前提として固体周りの流体温度が低く、固体が経時変化でどんどん冷えていくような過渡熱伝導を考えます。
Bi<<1のとき
固体の熱伝導度kが十分に大きい、あるいは固体が十分に小さいような場合はBi<<1となります。
このとき固体の熱伝導は瞬時に起こり、固体内部の温度はほぼ一様とみなせます。
したがって、固体の伝熱は固体表面の熱伝達率と固体の熱容量で決まります。
このような物体内の温度分布を無視して熱容量だけを集中系として取り扱うことのできるモデルを集中熱容量モデルといいます。
(集中系というのは、位置依存性がなく時間に関する常微分方程式で表せるという意味合いです。固体内に温度分布がある場合は位置依存性があるので、位置と時間に関する偏微分方程式を解く必要があります。)
仮に、ある高温の固体が周囲の流体で冷やされる系について考えます。
微小時間dtの間に温度がdTだけ変化するときの熱収支を集中熱容量モデルで表すと、(2)式となります。
$$c_{p}ρV\frac{dT}{dt}=-hS(T-T_{∞})・・・(2)$$
cp:固体の比熱[J/(kg・K)]、ρ:固体の密度[kg/m3]、V:固体の体積[m3]
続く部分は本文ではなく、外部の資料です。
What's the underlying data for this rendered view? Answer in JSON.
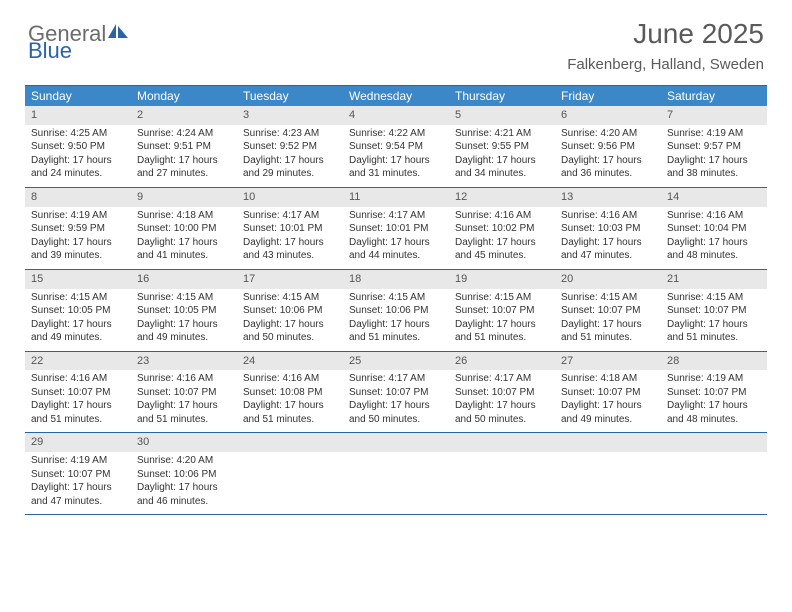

h:固体表面の熱伝達率[W/(m2K)]、S:固体の表面積[m2]
(2)式をt=0のときT=T0として積分すると、
$$\int_{T_{0}}^{T}\frac{dT}{T-T_{∞}}=-\frac{hS}{c_{p}ρV}\int_{0}^{t}dt$$
$$\frac{T-T_{∞}}{T_{0}-T_{∞}}={\rm{exp}}(-\frac{hS}{c_{p}ρV}t)・・・(3)$$
(3)式となり、経時変化したときの固体内部の温度Tを簡単に求めることができます。
また、一般にBi<0.1であれば集中熱容量モデルで計算しても誤差は数%以下なので、簡易的な計算には十分適用できるでしょう。
Bi>>1のとき
固体の熱伝導度kが小さい、あるいは固体が十分に大きいような場合はBi>>1となります。
このとき固体の熱伝導は遅く、固体内部には温度分布が生じます。
一方で、固体表面の熱伝達は固体内部の熱伝導より十分に速く、表面温度Twが瞬時に外部のバルク温度T∞と等しくなります。
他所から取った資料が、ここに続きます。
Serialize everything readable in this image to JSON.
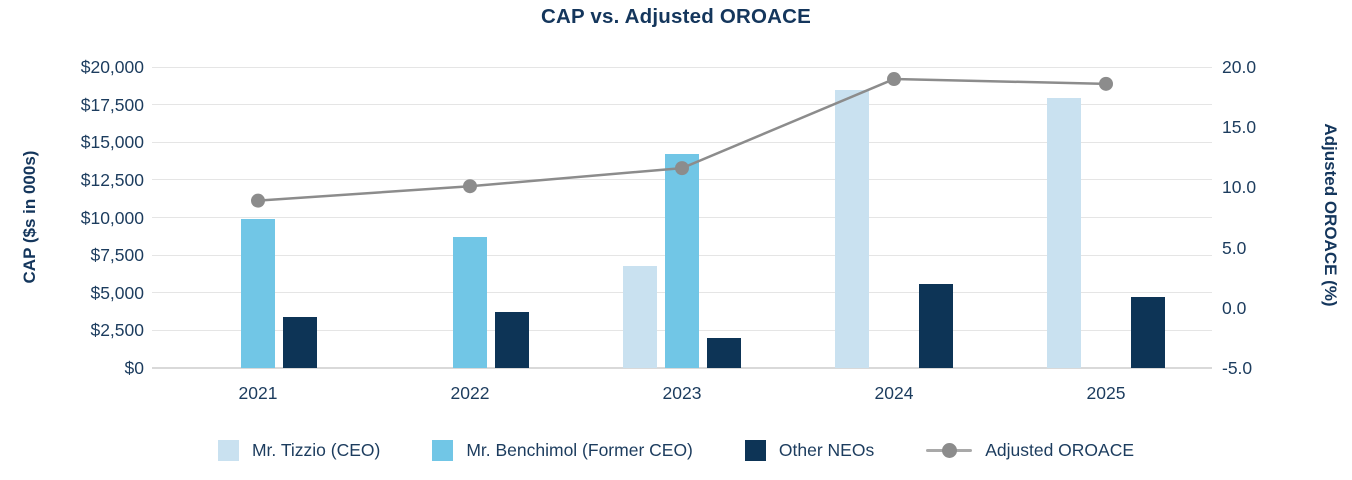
{
  "title": "CAP vs. Adjusted OROACE",
  "colors": {
    "light_blue": "#c9e1f0",
    "mid_blue": "#71c6e6",
    "navy": "#0d3456",
    "line_gray": "#8c8c8c",
    "legend_line_gray": "#a9a9a9",
    "text_navy": "#1c3c5e",
    "title_navy": "#14365c",
    "gridline": "#e5e5e5"
  },
  "chart_data": {
    "type": "combo-bar-line",
    "title": "CAP vs. Adjusted OROACE",
    "categories": [
      "2021",
      "2022",
      "2023",
      "2024",
      "2025"
    ],
    "bar_series": [
      {
        "name": "Mr. Tizzio (CEO)",
        "color_key": "light_blue",
        "values": [
          null,
          null,
          6800,
          18500,
          17950
        ]
      },
      {
        "name": "Mr. Benchimol (Former CEO)",
        "color_key": "mid_blue",
        "values": [
          9900,
          8700,
          14200,
          null,
          null
        ]
      },
      {
        "name": "Other NEOs",
        "color_key": "navy",
        "values": [
          3400,
          3700,
          2000,
          5600,
          4700
        ]
      }
    ],
    "line_series": {
      "name": "Adjusted OROACE",
      "color_key": "line_gray",
      "values": [
        8.9,
        10.1,
        11.6,
        19.0,
        18.6
      ]
    },
    "left_axis": {
      "title": "CAP ($s in 000s)",
      "tick_labels": [
        "$20,000",
        "$17,500",
        "$15,000",
        "$12,500",
        "$10,000",
        "$7,500",
        "$5,000",
        "$2,500",
        "$0"
      ],
      "min": 0,
      "max": 20000,
      "step": 2500
    },
    "right_axis": {
      "title": "Adjusted OROACE (%)",
      "tick_labels": [
        "20.0",
        "15.0",
        "10.0",
        "5.0",
        "0.0",
        "-5.0"
      ],
      "min": -5.0,
      "max": 20.0,
      "step": 5.0
    },
    "legend_position": "bottom",
    "grid": "horizontal"
  }
}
そのためT∞=Twとして固体表面の境界条件を設定して計算することができ、固体内の温度分布は熱伝達率に依存しなくなります。
Bi=1のとき
固体表面の熱伝達と固体内部の熱伝導の移動熱量が同程度であるとき、Bi=1となります。
この場合は熱伝達と熱伝導どちらの影響もありますから、計算モデルを簡略化することができません。
固体表面の熱伝達と固体内部の熱伝導のどちらも表現できるように、計算モデルを組む必要があります。
モデルの形状が複雑な場合や境界条件が複雑な場合は、自分で式を立てて解くのは難しいです。
このときは3Dモデルを作成し熱流体シミュレーションソフトで計算するのが1つの手です。
まとめ
ビオ数について解説しました。
固体内部の伝熱計算をするときはビオ数を計算してみましょう。